Depending on your organization’s organic search marketing maturity model a large part of an in-house SEO’s role includes developing pitches to persuade stakeholders to invest budget and resources to address SEO recommendations.
If your organization is in the Intermittent or Engaged stage of the SEO maturity model, you are also likely to come across road blocks on your quest to implementing your SEO strategy.
Much like a sales executive, an in-house SEO will face “no” in many forms. Some common forms of “no” are:
- Lack of budget or resource bandwidth.
- Squeezed out of scope. Budget or resources have been allocated to other website features or promotional activities.
- An initial approval of the proposed recommendations but with stringent restrictions on how it can affect design or website architecture
So what is an SEO to do when you come across these scenarios?
Like a sales executive you address these objections and pursue it further. Breaking down the objections into the underlying issues.
Lack of Budget or Resources
Yes, it may be true that when taking this objection at face value, that your stakeholder may not have the budget or manpower to create a search engine friendly website. But much like a financial planner who has a client with a $1,200 annual Starbucks coffee habit that says they don’t have the $100/month to invest in their retirement, you can point out where they can realize savings to re-allocate that investment into something that can yield higher returns.
Squeezed Out of Scope
This pretty much boils down to prioritization & valuation. One area of the business (or website) is being valued much higher than the SEO recommendations that have been proposed. And in some cases rightly so. It’s not always all about SEO you know! You still have to create a compelling website.
Your job is to put this prioritization in context and provide a crystal clear understanding of what your stakeholders are gaining vs what they are giving up. No magic bullet here. Just plain ROI analysis. What can help in this situation is to revisit your web metrics to determine if the feature that squeezed out SEO has been attempted before and to see how that impacted the business in the past.

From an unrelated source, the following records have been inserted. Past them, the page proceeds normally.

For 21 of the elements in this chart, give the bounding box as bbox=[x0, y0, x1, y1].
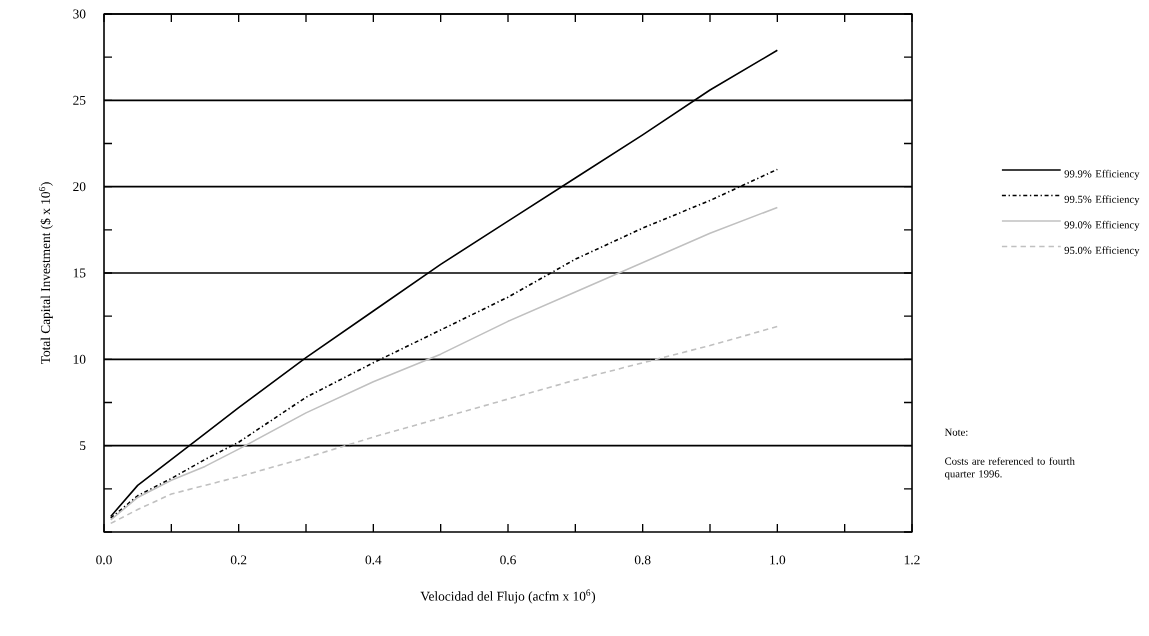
y-tick-label: 20 bbox=[73, 182, 86, 192]
text: 99.9% Efficiency bbox=[1064, 169, 1140, 180]
x-tick-label: 0.8 bbox=[634, 555, 651, 565]
x-tick-label: 0.4 bbox=[365, 555, 382, 565]
x-tick-label: 0.6 bbox=[500, 555, 516, 565]
x-axis-title: Velocidad del Flujo (acfm x 10$^{6}$) bbox=[420, 589, 596, 604]
x-tick-label: 1.0 bbox=[770, 555, 786, 565]
y-tick-label: 25 bbox=[73, 95, 86, 105]
y-tick-label: 30 bbox=[73, 9, 86, 19]
x-tick-label: 1.2 bbox=[904, 555, 920, 565]
x-tick-label: 0.2 bbox=[230, 555, 247, 565]
text: 99.0% Efficiency bbox=[1064, 220, 1140, 231]
y-tick-label: 10 bbox=[73, 354, 86, 364]
text: 99.5% Efficiency bbox=[1064, 195, 1140, 206]
text: 95.0% Efficiency bbox=[1064, 246, 1140, 257]
y-axis-title: Total Capital Investment ($ x 10$^{6}$) bbox=[38, 182, 53, 364]
text: Costs are referenced to fourth quarter 1996. bbox=[944, 457, 1075, 480]
text: Note: bbox=[944, 428, 968, 436]
x-tick-label: 0.0 bbox=[96, 555, 112, 565]
y-tick-label: 5 bbox=[80, 441, 86, 451]
y-tick-label: 15 bbox=[73, 268, 86, 278]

Initial Approval with Stringent Restrictions
You may have come across this before. Yes, they agree with the SEO recommendations and the value it will bring, as long as it doesn’t change anything on the website. This type of speed bump is a signal that there is an opportunity to provide more training and promotion of what SEO is and why you are making certain recommendations. It boils down to getting back to basics and educating your stakeholders on the fundamentals of search engine technology and optimization so they can put your recommendations in context. It doesn’t have to be an overly technical session. But just enough so they can get the grasp of why you are making recommendations and the impact it will have on their business.
With each objection is an opportunity to educate. Rarely have I come across a situation where a stakeholder doesn’t understand the concept that search engines are a major traffic channel. Faced with competing priorities, tight budgets and internal goals it’s easy to understand the challenge that many executives face when they are in these scenarios. But with the intent to collaborate and evolve, if you’re persistent and compelling enough, eventually those “no’s” will turn to “yes’s”.